Before moving on, we define $\mathcal{P}^\uparrow \in [0,1]$ as the proportion of coefficient estimates that are larger than the true effect $r$ and hence overestimate it. $\mathcal{P}^\uparrow_H$ refers to that proportion in the high noise (small $N$) setting, $\mathcal{P}^\uparrow_L$ refers to that proportion in the low noise (large $N$) setting.

Now, the second important observation is that for both noise settings we have $\mathcal{P}^\uparrow_H = \mathcal{P}^\uparrow_L = \frac{1}{2}$, which implies that we equally often under- and overestimate the true effect. Note that another way of saying this is that the area under the curve left of the green line is equal to the area under the curve right to the orange line, for both sampling distributions.

We now make the crucial step by considering $\hat \sigma_{1,2}$ not as an estimate for the covariance $\frac{r}{k + 1}$ in $\Sigma^{A_{norm}}$, but for the covariance $r$ of the ‘true’ bivariate Gaussian without added measurement error with covariance matrix $\Sigma$. We know that $\hat \sigma_{1,2}$ is an unbiased estimator for $\frac{r}{k + 1}$ and we know $\frac{r}{k + 1} < r$. From this follows that $\hat{\sigma}_{1,2}$ is a biased estimator for $r$. Specifically, the estimator is biased downwards.

We again look at the proportions of coefficient estimates that under- and overestimate the true effect $r$ (the dashed blue line in the figure). We first consider the low noise case: the first observation is that we overestimate $r$ less often than we overestimated $\frac{r}{k + 1}$, which implies $\mathcal{P}^\uparrow_L < \frac{1}{2}$. Again, this is the same as saying that the area under the curve on the right of the blue line is smaller than the area under the curve left to the blue line.

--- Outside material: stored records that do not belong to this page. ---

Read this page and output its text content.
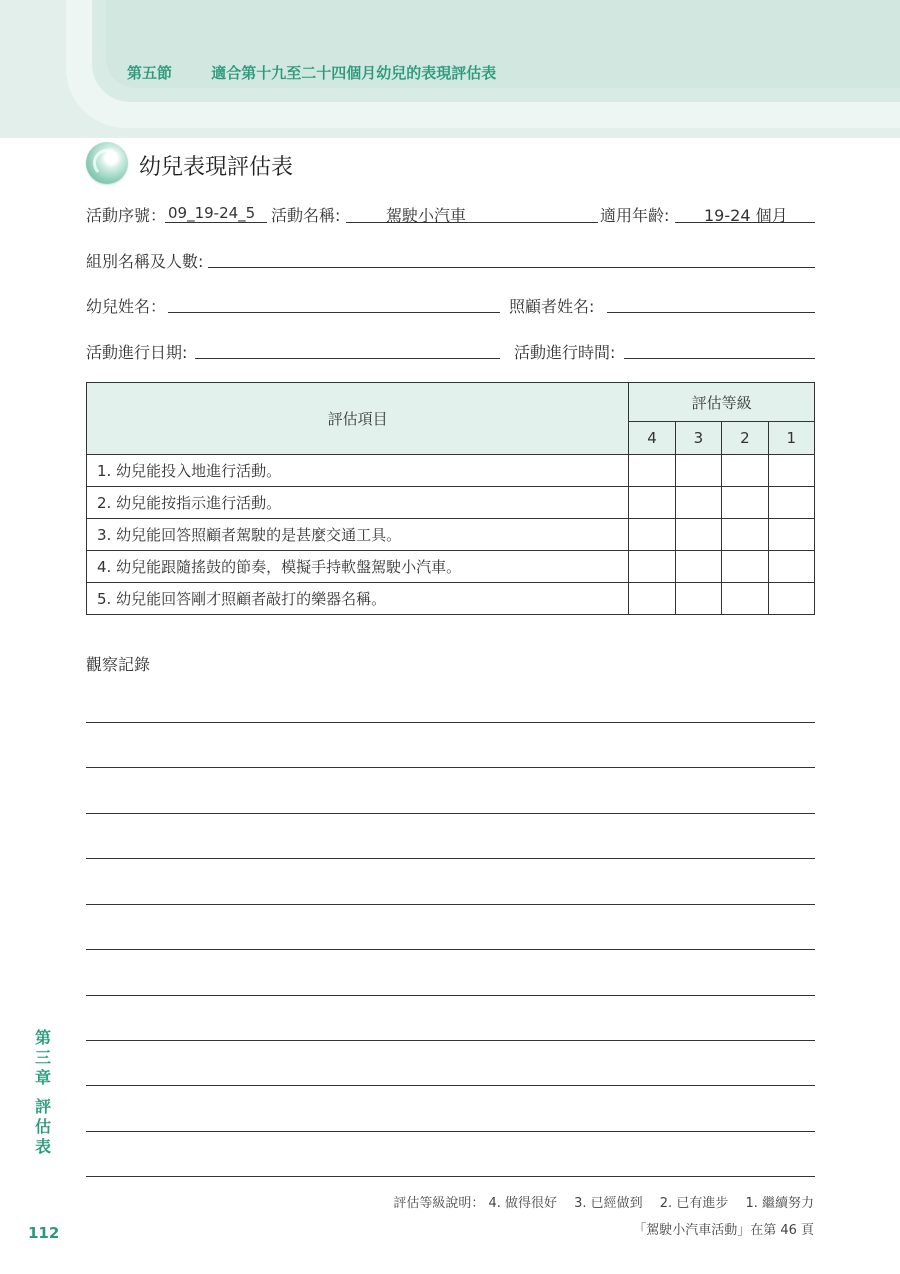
第五節	適合第十九至二十四個月幼兒的表現評估表
幼兒表現評估表
活動序號： 09_19-24_5 活動名稱:	駕駛小汽車	適用年齡: 19-24 個月
組別名稱及人數:
幼兒姓名：	照顧者姓名:
活動進行日期:	活動進行時間:
評估項目	評估等級			
	4	3	2	1
1. 幼兒能投入地進行活動。				
2. 幼兒能按指示進行活動。				
3. 幼兒能回答照顧者駕駛的是甚麼交通工具。				
4. 幼兒能跟隨搖鼓的節奏，模擬手持軟盤駕駛小汽車。				
5. 幼兒能回答剛才照顧者敲打的樂器名稱。				
觀察記錄
第
三
章
評
估
表
評估等級說明： 4. 做得很好　 3. 已經做到　 2. 已有進步　 1. 繼續努力
「駕駛小汽車活動」在第 46 頁
112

For the high noise case the exact same is true, i.e. $\mathcal{P}^\uparrow_H < \frac{1}{2}$. Let’s define $q := \frac{\mathcal{P}^\uparrow_H}{\mathcal{P}^\uparrow_L}$. Now what we do we have is that $\mathcal{P}^\uparrow_H > \mathcal{P}^\uparrow_L$ and hence $q > 1$. This means that in the presence of measurement error, we overestimate absolutely less often than we underestimate in all settings, however, we overestimate relatively more in a high noise (small $N$) setting compared to a low noise (large $N$) setting. Let’s let this sink in for a moment and then move on to the summary:

(5) Summary

What have we found? We found that if our estimator is biased downwards (here by measurement error), then different sample sizes (and hence different variances of the sampling distribution) lead to different proportions of coefficient estimates that overestimate the true effect.

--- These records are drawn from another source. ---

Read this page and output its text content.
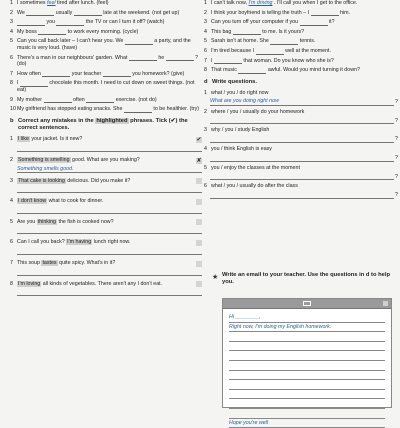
1 I sometimes feel tired after lunch. (feel)
2 We	usually	late at the weekend. (not get up)
3	you	the TV or can I turn it off? (watch)
4 My boss	to work every morning. (cycle)
5 Can you call back later – I can't hear you. We	a party, and the music is very loud. (have)
6 There's a man in our neighbours' garden. What	he	? (do)
7 How often	your teacher	you homework? (give)
8 I	chocolate this month. I need to cut down on sweet things. (not eat)
9 My mother	often	exercise. (not do)
10 My girlfriend has stopped eating snacks. She	to be healthier. (try)
b Correct any mistakes in the highlighted phrases. Tick (✔) the correct sentences.
1 I like your jacket. Is it new?	✔
2 Something is smelling good. What are you making?	✘
Something smells good.
3 That cake is looking delicious. Did you make it?
4 I don't know what to cook for dinner.
5 Are you thinking the fish is cooked now?
6 Can I call you back? I'm having lunch right now.
7 This soup tastes quite spicy. What's in it?
8 I'm loving all kinds of vegetables. There aren't any I don't eat.
1 I can't talk now, I'm driving . I'll call you when I get to the office.
2 I think your boyfriend is telling the truth – I	him.
3 Can you turn off your computer if you	it?
4 This bag	to me. Is it yours?
5 Sarah isn't at home. She	tennis.
6 I'm tired because I	well at the moment.
7 I	that woman. Do you know who she is?
8 That music	awful. Would you mind turning it down?
d Write questions.
1 what / you / do right now
What are you doing right now	?
2 where / you / usually do your homework
?
3 why / you / study English
?
4 you / think English is easy
?
5 you / enjoy the classes at the moment
?
6 what / you / usually do after the class
?
★ Write an email to your teacher. Use the questions in d to help you.
Hi ________,
Right now, I'm doing my English homework.
Hope you're well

However, it is important to stress: when keeping $N$ constant and introducing measurement error, the proportion of overestimating estimates decreases compared to the situation without measurement error. This is because the whole sampling distribution is shifted towards zero in the presence of measurement error (the blue line is shifted to the position of the green line in the Figure).

The only thing that is increasing is $q$, which means that in the presence of measurement error in a high noise setting (small $N$) we relatively overestimate more than in a low noise setting (high $N$). What determines $q$? The larger the difference between the variances of two sampling distributions, the larger $q$. The more we shift the sampling distribution towards zero (by adding measurement error), the larger $q$.

(6) Back to the Paper

I think the results stated in (5) are pretty far away from the claim in the paper, which was ‘In a high noise setting, the presence of measurement error leads to an increase in coefficient estimates’. This statement rather suggests that introducing measurement error increases the expected value of the sampling distribution (moving the blue line to the right instead of to the left) which is - as we have seen - incorrect. This false suggestion is strengthened by the scaling of the figures. We illustrate this here, by plotting the figure as shown in the paper (top row) and with equal coordinate systems (bottom row).


The top row suggests that the difference between the low/high noise setting is because the whole cloud is ‘shifted’ downwards in the low noise setting. This would mean that the sampling distributions are shifted differently depending on the noise setting (sample size) when adding measurement error. On the other hand, when plotting the data in the same coordinate system, it is clear that the expected values do not change and that effect is driven by the differing variances of the estimator.

And one more thing: in the right panel in the figure of the paper the authors plot $\mathcal{P}^\uparrow$ as a function of $N$. Note that from the discussion in (4) it follows that this value can never be larger than $\frac{1}{2}$ as long as the estimator is unbiased or biased downwards. So there must have been some mistake.


This was a fun opportunity to do some statistics detective work. However, the lack of clarity does potentially also do quite some harm by confusing the reader about important concepts. There is of course also the possibility that I just fully misunderstood their paper. In that case I hope the reader will point to my mistakes.

The code to exactly reproduce the above figures can be found here.

I would like to thank Fabian Dablander and Peter Edelsbrunner for helpful comments on this blogpost. In addition, I would like to thank Oisín Ryan and Joris Broere for an interesting discussion on a train ride from Eindhoven to Utrecht yesterday, and I apologize to about 15 anonymous Dutch travelers because they had to endure a heated statistical debate.

I am looking forward to comments, complaints and corrections.

Written on February 16, 2017